In the meantime, homeowners who are interested in participating can begin to collect the documents that will be needed for their lender to refinance - recent paystubs for all borrowers on the mortgage, last year's tax return, information on any second mortgages, and monthly payments on other debts such as credit cards, car loans, student loans, or any other revolving debt or installment loans.

Lenders are not required to participate in the program, but the government expects that most lenders will voluntarily agree due to the attractive incentives they will get for doing so.

Keeping interest rates low for buyers looking to secure new mortgages

Most new home mortgages are bought or backed by Freddie or Fannie. The role of the GSEs is to provide liquidity to the mortgage market and help to keep interest rates low for middle-class families.

The Treasury Department and the Federal Reserve will continue to purchase mortgage-backed securities from the GSEs to keep liquidity flowing in the mortgage market.

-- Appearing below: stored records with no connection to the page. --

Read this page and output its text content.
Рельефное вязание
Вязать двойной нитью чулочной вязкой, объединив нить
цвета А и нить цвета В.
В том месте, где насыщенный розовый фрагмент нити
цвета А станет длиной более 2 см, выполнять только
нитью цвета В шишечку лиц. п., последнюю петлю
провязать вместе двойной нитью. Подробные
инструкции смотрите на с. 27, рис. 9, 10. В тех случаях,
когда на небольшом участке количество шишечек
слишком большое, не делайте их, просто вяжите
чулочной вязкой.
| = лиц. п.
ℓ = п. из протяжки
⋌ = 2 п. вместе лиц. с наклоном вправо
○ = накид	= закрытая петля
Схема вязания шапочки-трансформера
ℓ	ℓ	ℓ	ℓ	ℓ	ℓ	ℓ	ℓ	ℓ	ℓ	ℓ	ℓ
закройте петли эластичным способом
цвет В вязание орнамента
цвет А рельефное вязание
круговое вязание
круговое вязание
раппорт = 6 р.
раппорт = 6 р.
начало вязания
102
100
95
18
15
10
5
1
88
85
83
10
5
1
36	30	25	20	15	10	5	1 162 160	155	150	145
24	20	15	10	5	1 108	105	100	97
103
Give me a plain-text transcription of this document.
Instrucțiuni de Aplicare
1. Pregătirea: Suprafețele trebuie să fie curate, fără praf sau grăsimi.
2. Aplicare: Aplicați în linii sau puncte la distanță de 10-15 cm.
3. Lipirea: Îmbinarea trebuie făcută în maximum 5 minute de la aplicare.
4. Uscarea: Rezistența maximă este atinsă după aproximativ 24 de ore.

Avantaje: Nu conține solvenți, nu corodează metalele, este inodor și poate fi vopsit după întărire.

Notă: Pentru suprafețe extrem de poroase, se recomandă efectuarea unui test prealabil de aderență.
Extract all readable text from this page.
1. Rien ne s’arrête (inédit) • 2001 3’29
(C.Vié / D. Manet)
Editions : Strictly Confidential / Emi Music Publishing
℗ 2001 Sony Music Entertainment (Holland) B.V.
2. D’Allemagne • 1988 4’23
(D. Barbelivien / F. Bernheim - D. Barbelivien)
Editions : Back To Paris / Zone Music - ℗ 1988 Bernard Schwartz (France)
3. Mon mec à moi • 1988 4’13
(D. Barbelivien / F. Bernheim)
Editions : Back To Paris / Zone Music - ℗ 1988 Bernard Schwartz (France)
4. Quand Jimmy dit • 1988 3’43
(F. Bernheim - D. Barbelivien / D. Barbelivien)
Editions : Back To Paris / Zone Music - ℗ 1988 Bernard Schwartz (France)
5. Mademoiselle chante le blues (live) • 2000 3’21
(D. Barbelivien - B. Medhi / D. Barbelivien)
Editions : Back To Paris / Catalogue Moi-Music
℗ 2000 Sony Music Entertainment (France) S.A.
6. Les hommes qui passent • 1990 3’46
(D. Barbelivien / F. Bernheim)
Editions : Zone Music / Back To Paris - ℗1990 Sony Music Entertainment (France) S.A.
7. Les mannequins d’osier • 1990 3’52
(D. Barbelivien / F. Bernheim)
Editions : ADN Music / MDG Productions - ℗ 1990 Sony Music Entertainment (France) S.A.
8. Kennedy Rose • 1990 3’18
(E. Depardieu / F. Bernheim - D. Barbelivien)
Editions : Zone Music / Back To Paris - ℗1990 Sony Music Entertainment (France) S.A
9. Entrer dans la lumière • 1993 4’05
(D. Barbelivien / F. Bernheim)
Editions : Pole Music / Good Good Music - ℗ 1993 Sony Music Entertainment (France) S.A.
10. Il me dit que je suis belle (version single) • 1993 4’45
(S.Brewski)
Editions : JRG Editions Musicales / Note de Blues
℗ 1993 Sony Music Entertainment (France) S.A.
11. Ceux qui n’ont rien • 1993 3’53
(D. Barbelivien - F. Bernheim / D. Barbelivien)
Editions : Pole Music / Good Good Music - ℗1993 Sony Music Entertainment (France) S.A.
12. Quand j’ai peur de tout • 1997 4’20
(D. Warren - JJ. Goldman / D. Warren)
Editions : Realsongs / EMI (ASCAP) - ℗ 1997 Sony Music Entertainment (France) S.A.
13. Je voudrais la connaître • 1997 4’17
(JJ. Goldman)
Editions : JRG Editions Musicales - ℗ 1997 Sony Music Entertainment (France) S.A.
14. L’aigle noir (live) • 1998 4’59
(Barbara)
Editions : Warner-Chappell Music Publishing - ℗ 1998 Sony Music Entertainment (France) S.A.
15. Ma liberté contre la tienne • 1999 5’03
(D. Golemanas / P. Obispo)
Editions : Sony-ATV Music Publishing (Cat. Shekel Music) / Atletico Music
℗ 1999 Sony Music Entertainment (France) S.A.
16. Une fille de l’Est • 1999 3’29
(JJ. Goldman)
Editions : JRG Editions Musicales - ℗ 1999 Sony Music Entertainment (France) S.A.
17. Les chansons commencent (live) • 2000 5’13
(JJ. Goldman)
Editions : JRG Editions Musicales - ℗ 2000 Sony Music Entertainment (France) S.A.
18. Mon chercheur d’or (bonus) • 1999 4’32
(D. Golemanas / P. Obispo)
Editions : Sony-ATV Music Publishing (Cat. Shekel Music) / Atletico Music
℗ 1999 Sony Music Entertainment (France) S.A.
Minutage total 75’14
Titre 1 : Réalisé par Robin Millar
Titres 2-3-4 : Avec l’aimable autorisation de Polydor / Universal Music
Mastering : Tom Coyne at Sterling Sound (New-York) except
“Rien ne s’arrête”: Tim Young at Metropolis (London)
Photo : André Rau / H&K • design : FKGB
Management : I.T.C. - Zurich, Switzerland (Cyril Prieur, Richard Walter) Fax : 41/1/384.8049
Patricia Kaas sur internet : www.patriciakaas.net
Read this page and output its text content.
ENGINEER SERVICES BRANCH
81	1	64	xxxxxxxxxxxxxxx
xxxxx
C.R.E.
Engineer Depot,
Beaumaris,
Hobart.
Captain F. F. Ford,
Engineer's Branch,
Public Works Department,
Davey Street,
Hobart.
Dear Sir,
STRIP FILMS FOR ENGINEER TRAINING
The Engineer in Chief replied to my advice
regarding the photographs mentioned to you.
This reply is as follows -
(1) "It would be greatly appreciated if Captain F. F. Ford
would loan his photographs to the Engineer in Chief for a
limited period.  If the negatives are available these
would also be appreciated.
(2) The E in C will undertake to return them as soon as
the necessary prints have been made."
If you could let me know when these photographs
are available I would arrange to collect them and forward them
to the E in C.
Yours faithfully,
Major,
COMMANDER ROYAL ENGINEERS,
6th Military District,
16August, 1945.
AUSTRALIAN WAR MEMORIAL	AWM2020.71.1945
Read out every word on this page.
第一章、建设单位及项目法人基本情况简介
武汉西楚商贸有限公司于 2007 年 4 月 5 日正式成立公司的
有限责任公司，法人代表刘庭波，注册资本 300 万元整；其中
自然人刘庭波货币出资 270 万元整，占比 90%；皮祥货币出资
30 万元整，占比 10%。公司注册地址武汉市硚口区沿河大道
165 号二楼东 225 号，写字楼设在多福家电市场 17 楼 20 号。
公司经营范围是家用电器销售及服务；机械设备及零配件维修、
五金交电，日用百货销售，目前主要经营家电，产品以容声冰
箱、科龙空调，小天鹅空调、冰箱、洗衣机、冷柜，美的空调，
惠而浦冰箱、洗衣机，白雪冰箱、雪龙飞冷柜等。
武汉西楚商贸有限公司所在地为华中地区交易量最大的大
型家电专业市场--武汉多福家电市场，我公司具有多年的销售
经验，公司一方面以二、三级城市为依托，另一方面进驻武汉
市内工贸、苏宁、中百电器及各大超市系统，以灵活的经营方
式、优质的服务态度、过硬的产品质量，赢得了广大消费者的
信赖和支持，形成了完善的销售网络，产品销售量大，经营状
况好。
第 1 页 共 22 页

The Treasury will provide up to $200 billion in capital to ensure that Fannie and Freddie can continue to play their vital role in keeping mortgages affordable and available for homebuyers.

"And we're also going to work with Fannie and Freddie on other strategies to bolster the mortgage markets, like working with state housing finance agencies to increase their liquidity," Obama said. "And as we seek to ensure that these institutions continue to perform what is a vital function on behalf of middle-class families, we also need to maintain transparency and strong oversight so that they do so in responsible and effective ways."

Additional reforms
Obama also said that his administration will continue to support bankruptcy reform to allow judges to reduce home mortgages on primary residences to their fair market value, as long as borrowers meet their debt-payments under court ordered plans. "I just want everybody to understand, that's the rule for investors who own two, three, and four homes," Obama said. "So it should be the rule for folks who just own one home - as an alternative to foreclosure."

As part of the recovery plan Obama signed into law on Tuesday, $2 billion in competitive grants will be awarded to communities that "are bringing together stakeholders and testing new and innovative ways to limit the effects of foreclosures," he said. "Communities have shown a lot of initiative, taking responsibility for this crisis when many others have not. And supporting these neighborhood efforts is exactly what we should be doing."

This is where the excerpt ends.